Provide opportunities for students to demonstrate their understanding: After the students have learned about any new topic in my classroom, I feel it imperative to have them collaborate to process through the new information. A useful tool for this is Google’s Jamboard. Jamboard is an interactive whiteboard space where students can add summaries, search for images, “tabletop text” to discuss different points of view, or respond to a question asked by the teacher. A majority of teachers use this tool in the virtual world, but with my district being face-to-face since September of 2020 and one-to-one with technology, I found this useful in my classroom as well.

For example, students had the opportunity to explore the meaning of the poem recited by Amanda Gorman for the 2021 Presidential Inauguration. The students focused on the last line  “For there is always light,/ if only we’re brave enough to see it/ if only we are brave enough to be it”? Using Jamboard, students reflected on what that line meant to them, personally. My third graders shared thoughts that included words like encouragement, a better future, and shining. We printed this reflection, and referred to it throughout the year, as a class reminder to be our best. Collaboration can sometimes be using individual thoughts to provide a shared understanding of a thought, experience, or idea.

Carve out a safe space for student creativity: The students sitting in our classrooms are the future. Not only is it important to learn about perspectives different from our own, but we must then do something with the information. A crucial step I use to meet this challenge is giving my students the opportunity to be creative in how they choose to communicate their learning. As they make decisions about how to communicate what they learned, my students think about the perspectives of the audience and how best to get their point across. Giving them the freedom to be creative leads to amazing projects.

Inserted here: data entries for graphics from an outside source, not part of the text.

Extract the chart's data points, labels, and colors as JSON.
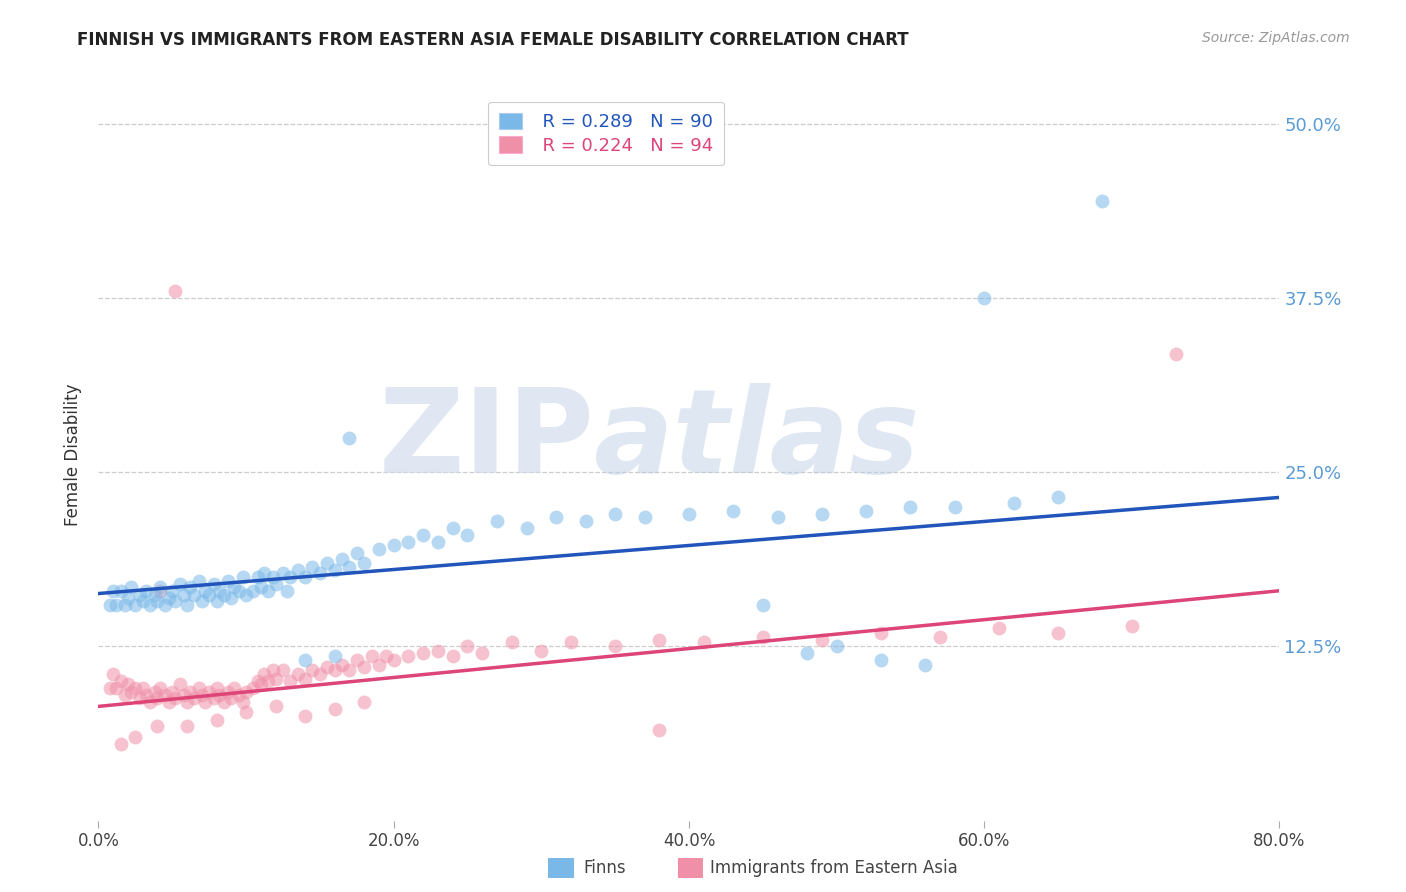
{
  "title": "FINNISH VS IMMIGRANTS FROM EASTERN ASIA FEMALE DISABILITY CORRELATION CHART",
  "source": "Source: ZipAtlas.com",
  "ylabel": "Female Disability",
  "xlabel_ticks": [
    "0.0%",
    "20.0%",
    "40.0%",
    "60.0%",
    "80.0%"
  ],
  "xlabel_vals": [
    0.0,
    0.2,
    0.4,
    0.6,
    0.8
  ],
  "ylabel_ticks": [
    "12.5%",
    "25.0%",
    "37.5%",
    "50.0%"
  ],
  "ylabel_vals": [
    0.125,
    0.25,
    0.375,
    0.5
  ],
  "xlim": [
    0.0,
    0.8
  ],
  "ylim": [
    0.0,
    0.525
  ],
  "finns_R": 0.289,
  "finns_N": 90,
  "immigrants_R": 0.224,
  "immigrants_N": 94,
  "blue_color": "#7ab8e8",
  "pink_color": "#f090a8",
  "blue_line_color": "#2255bb",
  "pink_line_color": "#dd4477",
  "watermark_zip": "ZIP",
  "watermark_atlas": "atlas",
  "legend_label_1": "Finns",
  "legend_label_2": "Immigrants from Eastern Asia",
  "finns_x": [
    0.008,
    0.01,
    0.012,
    0.015,
    0.018,
    0.02,
    0.022,
    0.025,
    0.028,
    0.03,
    0.032,
    0.035,
    0.038,
    0.04,
    0.042,
    0.045,
    0.048,
    0.05,
    0.052,
    0.055,
    0.058,
    0.06,
    0.062,
    0.065,
    0.068,
    0.07,
    0.072,
    0.075,
    0.078,
    0.08,
    0.082,
    0.085,
    0.088,
    0.09,
    0.092,
    0.095,
    0.098,
    0.1,
    0.105,
    0.108,
    0.11,
    0.112,
    0.115,
    0.118,
    0.12,
    0.125,
    0.128,
    0.13,
    0.135,
    0.14,
    0.145,
    0.15,
    0.155,
    0.16,
    0.165,
    0.17,
    0.175,
    0.18,
    0.19,
    0.2,
    0.21,
    0.22,
    0.23,
    0.24,
    0.25,
    0.27,
    0.29,
    0.31,
    0.33,
    0.35,
    0.37,
    0.4,
    0.43,
    0.46,
    0.49,
    0.52,
    0.55,
    0.58,
    0.62,
    0.65,
    0.17,
    0.6,
    0.68,
    0.45,
    0.48,
    0.5,
    0.53,
    0.56,
    0.14,
    0.16
  ],
  "finns_y": [
    0.155,
    0.165,
    0.155,
    0.165,
    0.155,
    0.16,
    0.168,
    0.155,
    0.162,
    0.158,
    0.165,
    0.155,
    0.162,
    0.158,
    0.168,
    0.155,
    0.16,
    0.165,
    0.158,
    0.17,
    0.162,
    0.155,
    0.168,
    0.162,
    0.172,
    0.158,
    0.165,
    0.162,
    0.17,
    0.158,
    0.165,
    0.162,
    0.172,
    0.16,
    0.168,
    0.165,
    0.175,
    0.162,
    0.165,
    0.175,
    0.168,
    0.178,
    0.165,
    0.175,
    0.17,
    0.178,
    0.165,
    0.175,
    0.18,
    0.175,
    0.182,
    0.178,
    0.185,
    0.18,
    0.188,
    0.182,
    0.192,
    0.185,
    0.195,
    0.198,
    0.2,
    0.205,
    0.2,
    0.21,
    0.205,
    0.215,
    0.21,
    0.218,
    0.215,
    0.22,
    0.218,
    0.22,
    0.222,
    0.218,
    0.22,
    0.222,
    0.225,
    0.225,
    0.228,
    0.232,
    0.275,
    0.375,
    0.445,
    0.155,
    0.12,
    0.125,
    0.115,
    0.112,
    0.115,
    0.118
  ],
  "immigrants_x": [
    0.008,
    0.01,
    0.012,
    0.015,
    0.018,
    0.02,
    0.022,
    0.025,
    0.028,
    0.03,
    0.032,
    0.035,
    0.038,
    0.04,
    0.042,
    0.045,
    0.048,
    0.05,
    0.052,
    0.055,
    0.058,
    0.06,
    0.062,
    0.065,
    0.068,
    0.07,
    0.072,
    0.075,
    0.078,
    0.08,
    0.082,
    0.085,
    0.088,
    0.09,
    0.092,
    0.095,
    0.098,
    0.1,
    0.105,
    0.108,
    0.11,
    0.112,
    0.115,
    0.118,
    0.12,
    0.125,
    0.13,
    0.135,
    0.14,
    0.145,
    0.15,
    0.155,
    0.16,
    0.165,
    0.17,
    0.175,
    0.18,
    0.185,
    0.19,
    0.195,
    0.2,
    0.21,
    0.22,
    0.23,
    0.24,
    0.25,
    0.26,
    0.28,
    0.3,
    0.32,
    0.35,
    0.38,
    0.41,
    0.45,
    0.49,
    0.53,
    0.57,
    0.61,
    0.65,
    0.7,
    0.06,
    0.08,
    0.1,
    0.12,
    0.14,
    0.16,
    0.18,
    0.04,
    0.025,
    0.015,
    0.73,
    0.042,
    0.38,
    0.052
  ],
  "immigrants_y": [
    0.095,
    0.105,
    0.095,
    0.1,
    0.09,
    0.098,
    0.092,
    0.095,
    0.088,
    0.095,
    0.09,
    0.085,
    0.092,
    0.088,
    0.095,
    0.09,
    0.085,
    0.092,
    0.088,
    0.098,
    0.09,
    0.085,
    0.092,
    0.088,
    0.095,
    0.09,
    0.085,
    0.092,
    0.088,
    0.095,
    0.09,
    0.085,
    0.092,
    0.088,
    0.095,
    0.09,
    0.085,
    0.092,
    0.095,
    0.1,
    0.098,
    0.105,
    0.1,
    0.108,
    0.102,
    0.108,
    0.1,
    0.105,
    0.102,
    0.108,
    0.105,
    0.11,
    0.108,
    0.112,
    0.108,
    0.115,
    0.11,
    0.118,
    0.112,
    0.118,
    0.115,
    0.118,
    0.12,
    0.122,
    0.118,
    0.125,
    0.12,
    0.128,
    0.122,
    0.128,
    0.125,
    0.13,
    0.128,
    0.132,
    0.13,
    0.135,
    0.132,
    0.138,
    0.135,
    0.14,
    0.068,
    0.072,
    0.078,
    0.082,
    0.075,
    0.08,
    0.085,
    0.068,
    0.06,
    0.055,
    0.335,
    0.165,
    0.065,
    0.38
  ]
}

For example, each year the students research a famous African American who has been given a postal stamp from the United States Postal Service. They then use this information to create a new postal stamp for their person. This is where the fun begins. The technology teacher in my school helps by training my students on how to use TinkerCad, an online 3D design program that is easily used by students in elementary through high school. While designing the new postal stamp, the students work, within specific parameters, to find a way to best communicate their contribution to society. Once their design has been submitted, they help to run the 3D printer to print their design. The students are so proud of their designs, we usually do a gallery walk and invite the school admin in to see what we created. While there are many ways that TinkerCad and other tech websites can be used, this is a class favorite each year because the students are able to create something that they can take with them. 

The postage stamp project is one of the most popular projects we do.  Learning about notable African Americans and their many contributions to our shared history and culture, and then creating a physical representation of that individual in the form of a postage stamp has a powerful effect, and makes a lasting impact on students.

Challenges bring about change. A shared mission, with the teachers in my building, is to help students thrive and impact the world. The tools that I choose to use help provide my students with access to diversity in the classroom. Whether it is exposure to an unknown historical figure, research of STEM careers of past or present, or identifying perspectives from a historical event, I get to creatively meet my challenge, day in and day out. Thus making a lasting impression on my students and their view of our local community, our nation, and the global connections of our world.